Parisi Amilcare, Gemini Alessandro, Desiderio Jacopo, Petrina Adolfo, Trastulli Stefano, Grassi Veronica, Sani Marco, Pironi Daniele, Santoro Alberto
Department of Digestive Surgery, St. Mary's Hospital, University of Perugia, Terni, Italy.
Department of General Surgery, St. Maria della Misericordia's Hospital, University of Perugia, Perugia, Italy.
Wideochir Inne Tech Maloinwazyjne. 2016;11(2):83-7. doi: 10.5114/wiitm.2016.60236. Epub 2016 May 31.
Over the years various therapeutic techniques for diverticulitis have been developed. Laparoscopic peritoneal lavage (LPL) appears to be a safe and useful treatment, and it could be an effective alternative to colonic resection in emergency surgery.
This prospective observational study aims to assess the safety and benefits of laparoscopic peritoneal lavage in perforated sigmoid diverticulitis.
We surgically treated 70 patients urgently for complicated sigmoid diverticulitis. Thirty-two (45.7%) patients underwent resection of the sigmoid colon and creation of a colostomy (Hartmann technique); 21 (30%) patients underwent peritoneal laparoscopic lavage; 4 (5.7%) patients underwent colostomy by the Mikulicz technique; and the remaining 13 (18.6%) patients underwent resection of the sigmoid colon and creation of a colorectal anastomosis with a protective ileostomy.
The 66 patients examined were divided into 3 groups: 32 patients were treated with urgent surgery according to the Hartmann procedure; 13 patients were treated with resection and colorectal anastomosis; 21 patients were treated urgently with laparoscopic peritoneal lavage. We had no intraoperative complications. The overall mortality was 4.3% (3 patients). In the LPL group the morbidity rate was 33.3%.
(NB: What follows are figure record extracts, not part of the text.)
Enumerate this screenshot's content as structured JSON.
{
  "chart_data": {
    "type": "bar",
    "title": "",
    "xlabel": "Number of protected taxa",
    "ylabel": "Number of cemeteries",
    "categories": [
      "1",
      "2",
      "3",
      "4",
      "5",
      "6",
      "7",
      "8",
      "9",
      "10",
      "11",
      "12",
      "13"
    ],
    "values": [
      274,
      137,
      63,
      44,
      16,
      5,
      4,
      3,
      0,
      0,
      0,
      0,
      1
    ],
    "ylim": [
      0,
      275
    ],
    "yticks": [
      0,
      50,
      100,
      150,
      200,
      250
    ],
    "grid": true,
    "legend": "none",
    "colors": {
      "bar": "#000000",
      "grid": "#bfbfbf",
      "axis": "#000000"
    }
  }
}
Currently it cannot be said that LPL is better in terms of mortality and morbidity than colonic resection. These data may, however, be proven wrong by greater attention in the selection of patients to undergo laparoscopic peritoneal lavage.
多年来,已开发出多种治疗憩室炎的技术。腹腔镜腹膜灌洗(LPL)似乎是一种安全且有用的治疗方法,在急诊手术中它可能是结肠切除的有效替代方法。
这项前瞻性观察性研究旨在评估腹腔镜腹膜灌洗在穿孔性乙状结肠憩室炎中的安全性和益处。
我们对70例复杂乙状结肠憩室炎患者进行了紧急手术治疗。32例(45.7%)患者接受了乙状结肠切除术并进行了结肠造口术(哈特曼技术);21例(30%)患者接受了腹腔镜腹膜灌洗;4例(5.7%)患者采用米库利奇技术进行了结肠造口术;其余13例(18.6%)患者接受了乙状结肠切除术并进行了结直肠吻合术及保护性回肠造口术。
接受检查的66例患者分为3组:32例患者根据哈特曼手术进行了急诊手术治疗;13例患者接受了切除术和结直肠吻合术;21例患者接受了腹腔镜腹膜灌洗急诊治疗。我们没有术中并发症。总死亡率为4.3%(3例患者)。在LPL组中,发病率为33.3%。
目前尚不能说LPL在死亡率和发病率方面比结肠切除术更好。然而,通过在选择接受腹腔镜腹膜灌洗的患者时给予更多关注,这些数据可能会被证明是错误的。